There are lots of ways of dealing with reduced emissions from deforestation and degradation (REDD), but a lot of people would like to get the CO₂ credits, the carbon finance. For 15 years people have been trying to figure out how to do this at a project level, meaning they’ve got a forest and want to calculate, over time, the CO₂ that’s being sponged out of the atmosphere through sequestration to ultimately come up with a number that says, “Here’s what I should be credited for in terms of sequestered CO₂.”

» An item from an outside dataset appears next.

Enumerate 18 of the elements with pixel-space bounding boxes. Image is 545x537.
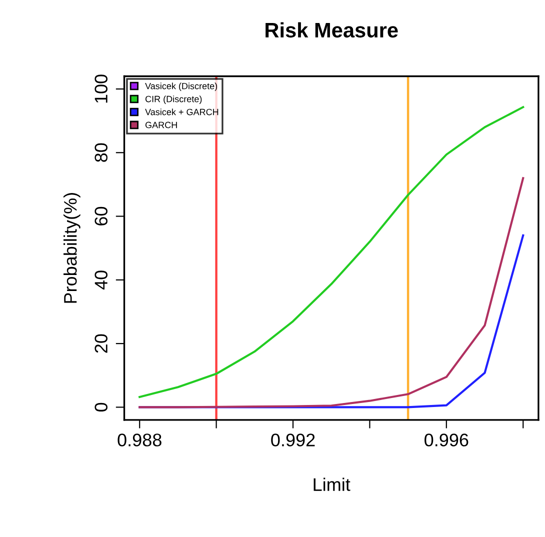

It’s just very unsettled, and the science on these methods, whether it’s the baselines or whether it’s the sequestration calculation over time, is very unsettled. That’s just one barrier that’s hard to get around. The other, of course, is leakage, meaning that we just protected this forest here, but we own another forest five miles down the road, and we’re cutting that down twice as fast. Further, there’s the issue of permanence, meaning that we’re getting credits for this forest, but then it burns, maybe for natural reasons, and all that CO₂ just goes into the atmosphere.

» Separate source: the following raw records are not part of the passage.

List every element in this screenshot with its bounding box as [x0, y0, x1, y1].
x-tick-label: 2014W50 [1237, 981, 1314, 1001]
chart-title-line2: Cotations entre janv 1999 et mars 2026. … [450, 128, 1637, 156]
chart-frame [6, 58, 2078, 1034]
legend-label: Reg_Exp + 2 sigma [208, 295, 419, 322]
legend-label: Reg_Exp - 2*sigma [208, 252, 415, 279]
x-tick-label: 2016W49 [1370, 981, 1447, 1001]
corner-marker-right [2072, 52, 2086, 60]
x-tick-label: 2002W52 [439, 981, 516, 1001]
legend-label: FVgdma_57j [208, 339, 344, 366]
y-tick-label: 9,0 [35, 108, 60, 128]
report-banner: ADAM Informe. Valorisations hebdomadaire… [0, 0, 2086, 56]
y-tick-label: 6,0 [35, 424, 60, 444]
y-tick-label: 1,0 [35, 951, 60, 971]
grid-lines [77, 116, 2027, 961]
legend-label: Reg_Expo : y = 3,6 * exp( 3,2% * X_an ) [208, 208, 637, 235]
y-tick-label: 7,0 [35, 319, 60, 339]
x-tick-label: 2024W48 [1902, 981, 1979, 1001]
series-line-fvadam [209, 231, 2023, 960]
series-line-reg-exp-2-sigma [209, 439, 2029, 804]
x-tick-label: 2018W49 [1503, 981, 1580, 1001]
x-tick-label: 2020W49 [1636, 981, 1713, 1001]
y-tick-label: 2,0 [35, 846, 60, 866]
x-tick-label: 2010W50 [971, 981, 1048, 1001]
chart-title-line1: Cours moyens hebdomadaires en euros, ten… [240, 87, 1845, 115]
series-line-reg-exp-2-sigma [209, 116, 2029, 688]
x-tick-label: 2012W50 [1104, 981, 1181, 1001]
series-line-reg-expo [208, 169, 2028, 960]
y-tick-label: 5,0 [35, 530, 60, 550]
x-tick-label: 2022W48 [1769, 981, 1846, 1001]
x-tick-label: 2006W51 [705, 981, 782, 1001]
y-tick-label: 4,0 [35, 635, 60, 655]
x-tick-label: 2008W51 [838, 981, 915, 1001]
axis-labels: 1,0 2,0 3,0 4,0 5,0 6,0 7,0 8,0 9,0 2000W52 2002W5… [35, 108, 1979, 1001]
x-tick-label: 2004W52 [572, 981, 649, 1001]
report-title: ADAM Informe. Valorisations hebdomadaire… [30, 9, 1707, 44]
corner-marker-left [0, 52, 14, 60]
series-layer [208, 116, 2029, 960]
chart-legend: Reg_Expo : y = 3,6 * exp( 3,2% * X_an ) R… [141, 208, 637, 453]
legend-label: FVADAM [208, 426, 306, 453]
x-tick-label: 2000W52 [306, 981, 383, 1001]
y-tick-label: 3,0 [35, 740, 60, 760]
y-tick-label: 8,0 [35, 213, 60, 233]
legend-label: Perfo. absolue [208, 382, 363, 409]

These three issues have been on the table for ten years, and I don’t know that there’s been any progress in trying to solve them in a satisfactory way. And now the conversation in Bali isn’t just about doing it at a project level, but doing it at a national level. Indonesia is saying that they are going to put in a new federal policy for reducing national deforestation rates, and over time they want to be credited for the reduction of that deforestation. All of these issues still hold with the quantification methods, leakage, and permanence. How do you prove that leakage isn’t happening and how do you ensure the permanence? All of these things still hold, but there’s even added complexity because now, for example, to prove that leakage isn’t happening, you’d actually have to have some global monitoring system that would allow you to show that Indonesia’s efforts to reduce deforestation are not being offset, for example, in Papua New Guinea.Just to drive this point home, Figure 12 is a calculation of Indonesia’s deforestation rates. The first, or lowest, horizontal line, the conservation forest line, is the millions of hectares of forest in Indonesia that are currently under protection. If you added to that the concessions that Indonesia is given for managed forests, this is the level indicated by the higher horizontal line, the working forest line. About 51 million hectares are protected or managed forest in Indonesia.

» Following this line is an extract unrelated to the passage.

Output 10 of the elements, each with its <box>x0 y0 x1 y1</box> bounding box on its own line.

They’ve got about 90 million hectares, and their current deforestation rate means they would have nothing left but their preserved forest in something like 50 years. Even if they improve their deforestation rate by 30 percent, meaning they reduce the deforestation rate by 30 percent, they’d still end up having nothing left but their preserved forest, but just 34 years later.
If you were going to credit Indonesia for reducing deforestation and give them tradable carbon commodities, which they would then sell onto the market so that other countries could use them to increase their stack emissions from power plants, etc., what are you really gaining? The answer is not much. What you’ve got to get is some kind of stability – a line like the one in Figure 12 where your deforestation rate goes to zero and everything is managed. At least if you’re doing that on a national or ideally a global basis, then you might actually have some confidence in doing some carbon crediting.
Aulisi’s question “what are you really gaining?” is the right one to be asking. From the climate perspective, the answer must be nothing, if the carbon trade allows pollution elsewhere to continue. Even Aulisi’s ideal situation where deforestation reaches zero at some point in the future, involves the destruction of 40 million hectares of Indonesia’s forests. Trading the carbon stored in the remaining forest as carbon credits, allows greenhouse gas emissions to continue – at a time when reductions are urgently needed.
Aulisi seems to assume that when only protected forest remains the deforestation will stop. The forest destruction over the past 15 years on the island of Sumatra, to make way for oil palm and pulpwood plantations, includes deforestation inside protected areas and clearly indicates that this is very unlikely to happen.